An evolutionary stable strategy (ESS) is a strategy that, once fixed in a population, cannot be invaded by alternative strategies because invaders do worse against the ESS than the ESS does against itself. ESS concept explains why mixed strategies (probabilistic play of alternatives) can be stable equilibria, such as in hawk-dove conflicts.
From evolutionary game theory, you know that an organism's fitness often depends not just on its own strategy but on what strategies others in the population are playing. An evolutionarily stable strategy (ESS) is the central solution concept in this framework: it is a strategy that, once adopted by the entire population, cannot be displaced by any rare mutant strategy. If a population playing the ESS is "invaded" by a small number of individuals using an alternative strategy, the invaders will do worse on average and be eliminated by selection. The ESS is an evolutionary equilibrium — not because nothing changes, but because any departure is self-correcting.
The classic illustration is the Hawk-Dove game. Imagine animals competing over a resource. Hawks always fight; Doves always yield. If everyone is a Dove, a single Hawk mutant wins every contest without a fight and spreads rapidly — so pure Dove is not an ESS. If everyone is a Hawk, individuals constantly injure each other in costly fights, and a Dove mutant that avoids injury can do better on average — so pure Hawk is not an ESS either. The ESS turns out to be a mixed strategy: each individual plays Hawk with some probability and Dove with the rest, calibrated so that the expected payoff from each pure strategy is equal. At this mixture, no alternative does better against the population, so the mix is stable.

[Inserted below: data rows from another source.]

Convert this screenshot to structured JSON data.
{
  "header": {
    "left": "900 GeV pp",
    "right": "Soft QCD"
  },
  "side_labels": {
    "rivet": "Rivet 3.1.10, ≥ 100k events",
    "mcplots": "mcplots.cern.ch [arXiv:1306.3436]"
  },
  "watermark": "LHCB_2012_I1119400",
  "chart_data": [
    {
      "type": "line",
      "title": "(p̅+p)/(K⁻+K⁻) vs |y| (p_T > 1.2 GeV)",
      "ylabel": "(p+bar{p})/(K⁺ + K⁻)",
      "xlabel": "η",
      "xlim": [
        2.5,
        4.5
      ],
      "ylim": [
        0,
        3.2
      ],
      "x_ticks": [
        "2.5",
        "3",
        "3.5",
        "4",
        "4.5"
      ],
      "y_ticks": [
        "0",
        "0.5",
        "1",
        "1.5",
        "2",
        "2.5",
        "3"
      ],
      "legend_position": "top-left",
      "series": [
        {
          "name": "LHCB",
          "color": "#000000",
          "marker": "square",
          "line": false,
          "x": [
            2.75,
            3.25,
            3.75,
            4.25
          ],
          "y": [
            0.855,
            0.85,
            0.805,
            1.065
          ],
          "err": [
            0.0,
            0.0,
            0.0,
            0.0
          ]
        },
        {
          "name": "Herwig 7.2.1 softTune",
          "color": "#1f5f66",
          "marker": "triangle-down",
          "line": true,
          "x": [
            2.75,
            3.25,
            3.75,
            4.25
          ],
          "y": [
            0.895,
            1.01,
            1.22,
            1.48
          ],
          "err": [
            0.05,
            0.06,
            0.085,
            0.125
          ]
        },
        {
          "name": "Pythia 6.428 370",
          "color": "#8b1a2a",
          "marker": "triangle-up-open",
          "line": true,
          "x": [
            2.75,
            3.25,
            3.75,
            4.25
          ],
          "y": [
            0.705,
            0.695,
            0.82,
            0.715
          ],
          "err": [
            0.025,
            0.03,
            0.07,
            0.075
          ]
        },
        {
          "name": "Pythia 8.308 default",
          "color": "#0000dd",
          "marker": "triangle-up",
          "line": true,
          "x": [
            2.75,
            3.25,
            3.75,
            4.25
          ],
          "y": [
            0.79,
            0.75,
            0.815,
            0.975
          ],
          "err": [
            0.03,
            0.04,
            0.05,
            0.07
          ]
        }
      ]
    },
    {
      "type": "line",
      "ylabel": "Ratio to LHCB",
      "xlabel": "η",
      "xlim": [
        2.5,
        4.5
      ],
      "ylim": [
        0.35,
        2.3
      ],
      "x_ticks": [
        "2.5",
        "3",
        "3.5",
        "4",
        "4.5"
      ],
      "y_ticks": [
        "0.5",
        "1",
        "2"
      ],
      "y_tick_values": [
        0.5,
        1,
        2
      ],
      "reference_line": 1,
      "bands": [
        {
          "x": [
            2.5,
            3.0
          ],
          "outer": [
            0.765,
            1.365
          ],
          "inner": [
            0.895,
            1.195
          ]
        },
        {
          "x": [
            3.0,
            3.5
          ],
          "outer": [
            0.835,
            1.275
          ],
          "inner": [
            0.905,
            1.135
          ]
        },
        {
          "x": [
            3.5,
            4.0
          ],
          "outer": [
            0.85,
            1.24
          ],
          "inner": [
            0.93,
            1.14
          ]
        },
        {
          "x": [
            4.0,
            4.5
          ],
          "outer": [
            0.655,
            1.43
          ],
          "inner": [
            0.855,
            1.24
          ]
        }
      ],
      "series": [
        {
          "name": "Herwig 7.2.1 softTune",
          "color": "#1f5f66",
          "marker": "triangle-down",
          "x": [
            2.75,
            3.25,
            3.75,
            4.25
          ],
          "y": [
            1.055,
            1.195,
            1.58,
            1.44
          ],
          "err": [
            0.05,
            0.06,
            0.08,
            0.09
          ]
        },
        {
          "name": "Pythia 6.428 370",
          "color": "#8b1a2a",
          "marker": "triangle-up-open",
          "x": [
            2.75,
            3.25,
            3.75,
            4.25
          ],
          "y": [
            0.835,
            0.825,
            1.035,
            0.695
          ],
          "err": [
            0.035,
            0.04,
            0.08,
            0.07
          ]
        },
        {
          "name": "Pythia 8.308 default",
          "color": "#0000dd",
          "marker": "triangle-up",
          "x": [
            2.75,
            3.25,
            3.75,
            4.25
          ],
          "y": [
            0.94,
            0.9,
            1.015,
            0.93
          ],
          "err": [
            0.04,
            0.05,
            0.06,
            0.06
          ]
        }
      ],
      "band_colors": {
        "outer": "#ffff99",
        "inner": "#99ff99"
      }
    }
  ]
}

What makes the ESS concept powerful is that it predicts outcomes without requiring that organisms consciously "choose" strategies. Natural selection acts as the optimizer: strategies that yield higher fitness spread, and the population converges on the ESS through differential reproduction. The ESS can be a single pure strategy (if one strategy beats all others when common), a mixed strategy within individuals (probabilistic behavior), or a polymorphism — a stable mix of distinct types in the population, each maintained because its fitness increases when it is rare (frequency-dependent selection).
The ESS framework has been applied far beyond animal contests. It explains the evolution of sex ratios (Fisher's principle as an ESS), the persistence of cooperative and cheating strategies in microbial populations, the timing of reproduction in seasonal breeders, and even aspects of plant growth strategies. In each case, the question is the same: given that everyone else is playing strategy X, can a mutant playing strategy Y invade? If no Y can invade, X is the ESS. This invasion criterion gives evolutionary biology a rigorous, game-theoretic tool for predicting which behaviors and life strategies should persist in nature.